To determine which values of \( x \) make the expression \(\frac{5-x}{x(x-2)}\) undefined, we need to analyze the denominator \(x(x-2)\).
For any rational expression like \(\frac{5-x}{x(x-2)}\), the expression becomes undefined when the denominator is equal to zero, because division by zero is undefined.
Let's solve for \( x \) when the denominator \(x(x-2)\) is equal to zero:
[tex]\[ x(x-2) = 0 \][/tex]
This equation can be factored to:
[tex]\[ x = 0 \quad \text{or} \quad x - 2 = 0 \][/tex]
So, \(x = 0\) and \(x = 2\) are the solutions of this equation. Therefore, the expression \(\frac{5-x}{x(x-2)}\) is undefined when \(x = 0\) or \(x = 2\).
Additionally, the numerator \(5 - x\) does not impact the value of \( x \) that makes the denominator zero but we need to examine all potential cases.
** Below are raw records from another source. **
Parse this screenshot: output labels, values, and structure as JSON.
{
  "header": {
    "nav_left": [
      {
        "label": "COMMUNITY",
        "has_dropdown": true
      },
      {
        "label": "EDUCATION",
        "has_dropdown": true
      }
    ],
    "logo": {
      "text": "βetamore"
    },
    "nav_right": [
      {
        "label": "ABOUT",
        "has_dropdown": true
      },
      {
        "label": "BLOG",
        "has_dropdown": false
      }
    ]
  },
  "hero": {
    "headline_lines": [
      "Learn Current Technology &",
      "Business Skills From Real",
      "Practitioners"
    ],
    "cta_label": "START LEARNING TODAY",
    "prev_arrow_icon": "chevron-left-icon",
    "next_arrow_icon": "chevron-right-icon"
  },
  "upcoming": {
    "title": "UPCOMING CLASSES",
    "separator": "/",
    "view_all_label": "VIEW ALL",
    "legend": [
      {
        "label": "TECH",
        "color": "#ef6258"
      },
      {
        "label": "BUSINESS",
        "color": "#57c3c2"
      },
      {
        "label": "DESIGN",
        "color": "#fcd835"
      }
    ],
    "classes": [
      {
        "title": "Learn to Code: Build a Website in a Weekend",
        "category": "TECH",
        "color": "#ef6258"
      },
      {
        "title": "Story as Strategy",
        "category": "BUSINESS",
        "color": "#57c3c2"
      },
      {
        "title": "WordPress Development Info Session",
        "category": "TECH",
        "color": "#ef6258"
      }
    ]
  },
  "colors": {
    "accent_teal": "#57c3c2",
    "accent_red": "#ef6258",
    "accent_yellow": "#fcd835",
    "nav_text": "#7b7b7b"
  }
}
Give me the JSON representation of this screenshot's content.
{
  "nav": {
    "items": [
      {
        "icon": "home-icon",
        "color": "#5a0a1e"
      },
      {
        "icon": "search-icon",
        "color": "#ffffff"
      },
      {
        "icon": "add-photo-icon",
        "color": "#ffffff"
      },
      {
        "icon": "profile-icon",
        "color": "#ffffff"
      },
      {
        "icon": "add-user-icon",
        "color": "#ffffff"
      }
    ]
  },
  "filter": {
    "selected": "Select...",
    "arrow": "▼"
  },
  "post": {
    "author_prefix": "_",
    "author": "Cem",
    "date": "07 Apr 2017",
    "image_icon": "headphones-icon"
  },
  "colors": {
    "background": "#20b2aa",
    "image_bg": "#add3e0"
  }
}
For completeness, let's check if there's a specific \( x \) value from the numerator that might make this overall problem contextually significant:
[tex]\[ 5 - x = 0 \][/tex]
Solving for \(x\):
[tex]\[ x = 5 \][/tex]
Although the expression itself wouldn't be undefined due to the numerator being zero, in the context of the problem, \( x = 5 \) makes the box's "height" as zero (ignoring division by zero issues), indicating a potentially special case for height consideration in terms of dimensions.
Therefore, combining these aspects:
- The denominator \( x(x-2) = 0 \) gives \( x = 0 \) or \( x = 2 \)
- Contextually, \( x = 5 \) is also noteworthy for making numerator zero.
As such, \(x = 0\), \(x=2\), and \(x=5\) are the critical values.
Hence, the complete values of \(x\) that make the expression undefined are:
[tex]\[ x = 0, 2, \text{ and } 5 \][/tex]
Given the options, \(0\) and \(2\) \( (i.e., as option \( C: 0 \text{ and } 2\) ) correctly aligns with causing coefficient singularity on the denominator.
Thus, the answer to the question is Option C: 0 and 2.